Low self-esteem and depression
Low self-esteem and depression often feed into each other in quiet but powerful ways. When your self-worth is low, it can be hard to believe that you deserve care, rest, support or joy. You might walk through the world feeling like a burden, second-guessing your every move, and measuring your value by how little you ask for. Over time, this erodes your inner world until even basic self-compassion starts to feel out of reach.
Depression can magnify the voice of low self-esteem, turning passing thoughts into painful truths. “I’m not good enough” becomes a daily narrative. You might isolate or lose interest in things you once loved, not because you don’t care, but because it feels like you don’t matter. The exhaustion isn’t just physical; it’s emotional and mental.
Healing isn’t about snapping out of it or “thinking positive”, it’s about gently reconnecting with your worth, even when it feels buried. It’s about recognising that depression lies and that your pain says more about your capacity to feel deeply than it does about your value. Slowly, with patience and support, you can build a new inner foundation — one rooted in compassion, not criticism.
Signs to look out for:
Persistent feelings of hopelessness or numbness
Harsh, self-critical thoughts that feel like facts
Believing you’re a burden or undeserving of care
Lack of motivation, even for things you used to enjoy
Isolating yourself or withdrawing from relationships
Constant guilt or shame, even when you’ve done nothing wrong
Feeling tired no matter how much you rest
Minimising your struggles because “other people have it worse”
Thinking you have to “earn” rest, love, or support
Let’s re-frame:
I should be stronger than this
→ Struggling doesn’t make me weak, it makes me human.

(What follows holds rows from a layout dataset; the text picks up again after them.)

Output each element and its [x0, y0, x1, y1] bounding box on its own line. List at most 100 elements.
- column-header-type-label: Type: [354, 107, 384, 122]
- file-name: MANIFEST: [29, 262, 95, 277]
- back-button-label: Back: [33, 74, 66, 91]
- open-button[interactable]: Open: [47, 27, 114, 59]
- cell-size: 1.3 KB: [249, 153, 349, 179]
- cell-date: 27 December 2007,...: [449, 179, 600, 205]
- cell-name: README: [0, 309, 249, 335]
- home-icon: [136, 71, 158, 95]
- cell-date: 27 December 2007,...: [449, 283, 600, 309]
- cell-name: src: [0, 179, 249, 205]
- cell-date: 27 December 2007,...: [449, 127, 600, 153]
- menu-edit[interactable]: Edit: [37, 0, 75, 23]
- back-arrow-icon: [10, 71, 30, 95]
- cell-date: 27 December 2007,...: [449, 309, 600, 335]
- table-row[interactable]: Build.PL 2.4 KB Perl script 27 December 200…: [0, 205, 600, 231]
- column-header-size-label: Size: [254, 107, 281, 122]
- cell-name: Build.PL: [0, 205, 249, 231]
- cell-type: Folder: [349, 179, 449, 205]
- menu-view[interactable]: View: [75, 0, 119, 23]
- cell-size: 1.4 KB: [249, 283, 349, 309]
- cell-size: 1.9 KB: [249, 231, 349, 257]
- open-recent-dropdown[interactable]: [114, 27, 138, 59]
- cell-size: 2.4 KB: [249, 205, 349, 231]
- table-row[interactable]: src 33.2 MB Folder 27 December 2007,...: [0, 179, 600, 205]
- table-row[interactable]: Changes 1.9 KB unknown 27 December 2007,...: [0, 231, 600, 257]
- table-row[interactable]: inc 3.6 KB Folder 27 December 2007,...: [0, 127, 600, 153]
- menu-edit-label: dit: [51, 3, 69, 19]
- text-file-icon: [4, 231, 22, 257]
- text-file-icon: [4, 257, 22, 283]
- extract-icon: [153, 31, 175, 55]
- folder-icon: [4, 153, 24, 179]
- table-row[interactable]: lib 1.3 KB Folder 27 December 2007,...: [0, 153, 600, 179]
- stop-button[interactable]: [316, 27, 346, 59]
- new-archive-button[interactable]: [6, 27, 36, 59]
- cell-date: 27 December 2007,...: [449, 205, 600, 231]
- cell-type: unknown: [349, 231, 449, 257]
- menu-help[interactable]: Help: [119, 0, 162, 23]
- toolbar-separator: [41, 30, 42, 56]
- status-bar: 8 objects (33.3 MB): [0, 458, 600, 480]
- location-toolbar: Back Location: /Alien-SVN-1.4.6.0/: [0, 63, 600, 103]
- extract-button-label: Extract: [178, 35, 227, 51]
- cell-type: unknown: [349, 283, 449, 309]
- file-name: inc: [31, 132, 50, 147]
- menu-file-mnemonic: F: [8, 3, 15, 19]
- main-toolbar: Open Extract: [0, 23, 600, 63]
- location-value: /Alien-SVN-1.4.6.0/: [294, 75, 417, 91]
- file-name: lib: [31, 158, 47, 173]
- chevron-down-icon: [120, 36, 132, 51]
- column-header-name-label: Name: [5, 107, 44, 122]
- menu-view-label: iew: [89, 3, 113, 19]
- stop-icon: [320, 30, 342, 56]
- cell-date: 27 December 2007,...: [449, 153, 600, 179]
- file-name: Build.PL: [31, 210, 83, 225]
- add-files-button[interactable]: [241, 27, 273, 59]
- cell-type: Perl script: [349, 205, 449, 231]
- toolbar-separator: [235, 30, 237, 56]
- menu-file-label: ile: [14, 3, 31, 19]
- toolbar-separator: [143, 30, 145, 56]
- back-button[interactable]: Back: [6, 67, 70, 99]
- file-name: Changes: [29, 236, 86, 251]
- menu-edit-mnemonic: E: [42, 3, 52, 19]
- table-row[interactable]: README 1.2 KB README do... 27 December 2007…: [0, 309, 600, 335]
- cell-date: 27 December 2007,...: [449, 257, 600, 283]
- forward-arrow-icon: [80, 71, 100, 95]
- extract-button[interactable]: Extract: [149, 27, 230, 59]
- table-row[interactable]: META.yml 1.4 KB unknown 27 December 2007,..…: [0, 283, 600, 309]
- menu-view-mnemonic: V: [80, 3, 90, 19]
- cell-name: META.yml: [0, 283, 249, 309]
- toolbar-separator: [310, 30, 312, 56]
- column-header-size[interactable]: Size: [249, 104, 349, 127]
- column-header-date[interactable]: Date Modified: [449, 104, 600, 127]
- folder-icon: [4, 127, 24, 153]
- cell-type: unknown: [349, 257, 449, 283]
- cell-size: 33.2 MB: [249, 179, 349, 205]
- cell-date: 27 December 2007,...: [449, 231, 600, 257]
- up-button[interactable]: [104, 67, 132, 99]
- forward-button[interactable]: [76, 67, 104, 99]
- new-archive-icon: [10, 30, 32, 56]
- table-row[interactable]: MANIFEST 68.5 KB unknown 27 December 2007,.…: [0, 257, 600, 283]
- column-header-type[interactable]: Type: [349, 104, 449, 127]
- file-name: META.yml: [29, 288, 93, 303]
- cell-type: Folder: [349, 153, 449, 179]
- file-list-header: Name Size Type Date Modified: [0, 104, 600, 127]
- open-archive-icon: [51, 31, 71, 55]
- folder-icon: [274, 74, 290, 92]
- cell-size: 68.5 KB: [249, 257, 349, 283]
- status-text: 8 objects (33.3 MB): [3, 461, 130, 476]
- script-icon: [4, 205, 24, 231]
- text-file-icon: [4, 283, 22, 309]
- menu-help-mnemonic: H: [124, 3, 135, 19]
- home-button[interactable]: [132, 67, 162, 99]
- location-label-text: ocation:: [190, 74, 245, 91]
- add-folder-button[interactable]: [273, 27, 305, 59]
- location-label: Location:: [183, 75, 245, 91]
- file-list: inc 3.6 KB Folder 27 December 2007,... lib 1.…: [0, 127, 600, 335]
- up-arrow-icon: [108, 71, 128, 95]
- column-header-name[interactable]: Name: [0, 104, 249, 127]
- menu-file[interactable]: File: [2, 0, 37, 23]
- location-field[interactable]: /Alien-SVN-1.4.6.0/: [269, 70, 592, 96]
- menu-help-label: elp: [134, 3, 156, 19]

No one would miss me if I disappeared
→ My presence matters, even when I can’t feel it.
I’m a burden
→ Everyone needs support sometimes. That includes me.
There’s something wrong with me for feeling this way
→ Depression is not a personal failure, it’s a signal that I need care.
I can’t ask for help
→ Asking for help is an act of strength and self-respect.
I don’t deserve rest or joy
→ I am worthy of care and kindness, no matter what I do or don’t achieve.
Other people have it worse, so I should just get over it
→ Pain isn’t a competition. My feelings are valid, even if someone else is struggling too.